Fighting Solidarity was the only organization that openly proclaimed the collapse of the Soviet Union. There was no similar organization neither in Europe, nor in America, nowhere
Kornel Morawiecki is originally from Warsaw, where he graduated from the Adam Mickiewicz Grammar School in 1958. He then attended the University of Wroclaw where he studied theoretical physics and he received a PhD from this institution for his work in quantum field theory in 1970. Two years earlier Kornel had already been an active participant in a series of student protests as well as one of the co-organisers of the demonstrations against the 1968 Warsaw Pact invasion of Czechoslovakia.
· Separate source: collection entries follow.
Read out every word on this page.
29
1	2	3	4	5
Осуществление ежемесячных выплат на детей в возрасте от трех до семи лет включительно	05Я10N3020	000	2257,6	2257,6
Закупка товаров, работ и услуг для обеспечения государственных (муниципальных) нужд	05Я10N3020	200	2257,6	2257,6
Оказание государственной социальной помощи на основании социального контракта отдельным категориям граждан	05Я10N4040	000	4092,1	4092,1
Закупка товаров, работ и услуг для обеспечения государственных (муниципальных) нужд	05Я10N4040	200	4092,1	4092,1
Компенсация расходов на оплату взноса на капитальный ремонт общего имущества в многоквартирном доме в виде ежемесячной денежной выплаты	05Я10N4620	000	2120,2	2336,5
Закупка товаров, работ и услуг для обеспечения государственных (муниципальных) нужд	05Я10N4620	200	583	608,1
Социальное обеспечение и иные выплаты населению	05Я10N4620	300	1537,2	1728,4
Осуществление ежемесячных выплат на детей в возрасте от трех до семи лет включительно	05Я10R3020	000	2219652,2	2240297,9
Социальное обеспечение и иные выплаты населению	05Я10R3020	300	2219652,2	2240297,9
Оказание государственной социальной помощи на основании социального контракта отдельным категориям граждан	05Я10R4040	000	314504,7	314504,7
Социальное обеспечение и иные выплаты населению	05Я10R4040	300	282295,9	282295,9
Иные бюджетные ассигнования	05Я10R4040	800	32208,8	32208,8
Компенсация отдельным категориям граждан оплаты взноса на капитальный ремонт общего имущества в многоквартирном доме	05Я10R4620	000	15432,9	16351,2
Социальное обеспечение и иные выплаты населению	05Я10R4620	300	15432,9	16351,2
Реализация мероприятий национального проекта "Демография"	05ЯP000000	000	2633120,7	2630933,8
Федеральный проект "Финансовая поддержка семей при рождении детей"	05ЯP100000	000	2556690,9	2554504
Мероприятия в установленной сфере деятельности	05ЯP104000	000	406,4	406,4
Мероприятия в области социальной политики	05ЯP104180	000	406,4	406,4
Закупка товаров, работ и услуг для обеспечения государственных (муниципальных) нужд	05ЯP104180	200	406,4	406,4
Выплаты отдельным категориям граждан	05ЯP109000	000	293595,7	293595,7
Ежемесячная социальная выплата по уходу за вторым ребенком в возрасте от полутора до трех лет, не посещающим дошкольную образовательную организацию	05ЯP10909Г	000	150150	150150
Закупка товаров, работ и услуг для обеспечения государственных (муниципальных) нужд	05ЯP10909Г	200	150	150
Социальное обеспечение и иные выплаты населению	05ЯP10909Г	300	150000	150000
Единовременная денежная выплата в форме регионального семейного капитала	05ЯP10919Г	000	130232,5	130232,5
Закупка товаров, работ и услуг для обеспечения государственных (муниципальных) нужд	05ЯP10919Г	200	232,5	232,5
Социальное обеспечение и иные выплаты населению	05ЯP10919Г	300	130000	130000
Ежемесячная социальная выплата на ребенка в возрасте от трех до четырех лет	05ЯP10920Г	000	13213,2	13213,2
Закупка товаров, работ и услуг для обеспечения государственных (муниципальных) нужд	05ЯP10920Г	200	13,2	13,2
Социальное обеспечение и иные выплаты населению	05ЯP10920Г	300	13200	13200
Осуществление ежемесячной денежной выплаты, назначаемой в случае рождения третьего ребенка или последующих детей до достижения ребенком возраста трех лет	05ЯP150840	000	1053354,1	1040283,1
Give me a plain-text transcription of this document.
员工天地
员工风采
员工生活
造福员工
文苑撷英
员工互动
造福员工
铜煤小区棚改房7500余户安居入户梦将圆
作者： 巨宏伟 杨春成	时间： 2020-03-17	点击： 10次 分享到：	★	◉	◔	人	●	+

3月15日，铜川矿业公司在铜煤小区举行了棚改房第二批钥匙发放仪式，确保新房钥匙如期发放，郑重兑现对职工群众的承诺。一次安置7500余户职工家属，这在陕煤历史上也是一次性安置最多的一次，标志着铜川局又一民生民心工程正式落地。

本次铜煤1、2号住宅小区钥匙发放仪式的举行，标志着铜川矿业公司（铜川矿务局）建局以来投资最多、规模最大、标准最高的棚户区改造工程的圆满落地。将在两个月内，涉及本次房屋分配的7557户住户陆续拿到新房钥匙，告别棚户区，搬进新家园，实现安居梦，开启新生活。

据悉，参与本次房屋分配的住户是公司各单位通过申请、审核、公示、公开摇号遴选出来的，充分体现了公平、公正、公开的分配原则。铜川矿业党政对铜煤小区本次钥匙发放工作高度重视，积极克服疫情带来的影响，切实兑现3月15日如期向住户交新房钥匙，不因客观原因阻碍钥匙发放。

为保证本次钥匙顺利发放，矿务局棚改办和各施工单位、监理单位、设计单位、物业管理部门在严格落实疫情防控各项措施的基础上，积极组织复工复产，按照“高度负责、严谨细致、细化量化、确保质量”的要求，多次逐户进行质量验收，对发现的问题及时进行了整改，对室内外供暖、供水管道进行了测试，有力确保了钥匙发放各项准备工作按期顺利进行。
He continued his anti-communist activities during the 1970s, when he was the editor of the opposition magazine „Lower Silesian Bulletin“ (Biuletyn Dolnośląski). Kornel Morawiecki was arrested for printing, in Russian, a call for the expulsion of the Soviet troops and he was subsequently tried in the first ever political process of this kind in communist Poland. In June 1979, he and a group of his friends greeted Pope John Paul II during his first return trip to his homeland with a red and white banner bearing the slogan „Faith and Independence“. He worked with the Solidarity labour movement in Lower Silesia from the time it was first established and, after martial law was declared, participated in its secret planning meetings. In 1982 Kornel established the organisation „Fighting Solidarity“, which called for the restoration of independence in Poland and the other countries enslaved by communism, the division of the Soviet Union into independent republics, and the unification of Germany. Kornel successfully remained in hiding for six years, but in 1987 he was arrested and the Polish secret police strategically deported him from his homeland. He secretly returned to Poland one year later and, in 1990, ended his conspiratorial activities. He was opposed to the Polish Round Table Talks. After the fall of communism, he was a teacher at the polytechnic secondary school in Wroclaw. In 2007, on the occasion of the twenty-fifth anniversary of the creation of the Fighting Solidarity (Solidarność Walcząca) organisation, he refused to accept the Grand Cross of Polonia Restituta, arguing that this organisation deserved the highest Polish honour - the Order of the White Eagle. Kornel was the editor-in-chief of the biweekly publication „Truth is Interesting - A Civic Newspaper“. He died on September 30, 2019.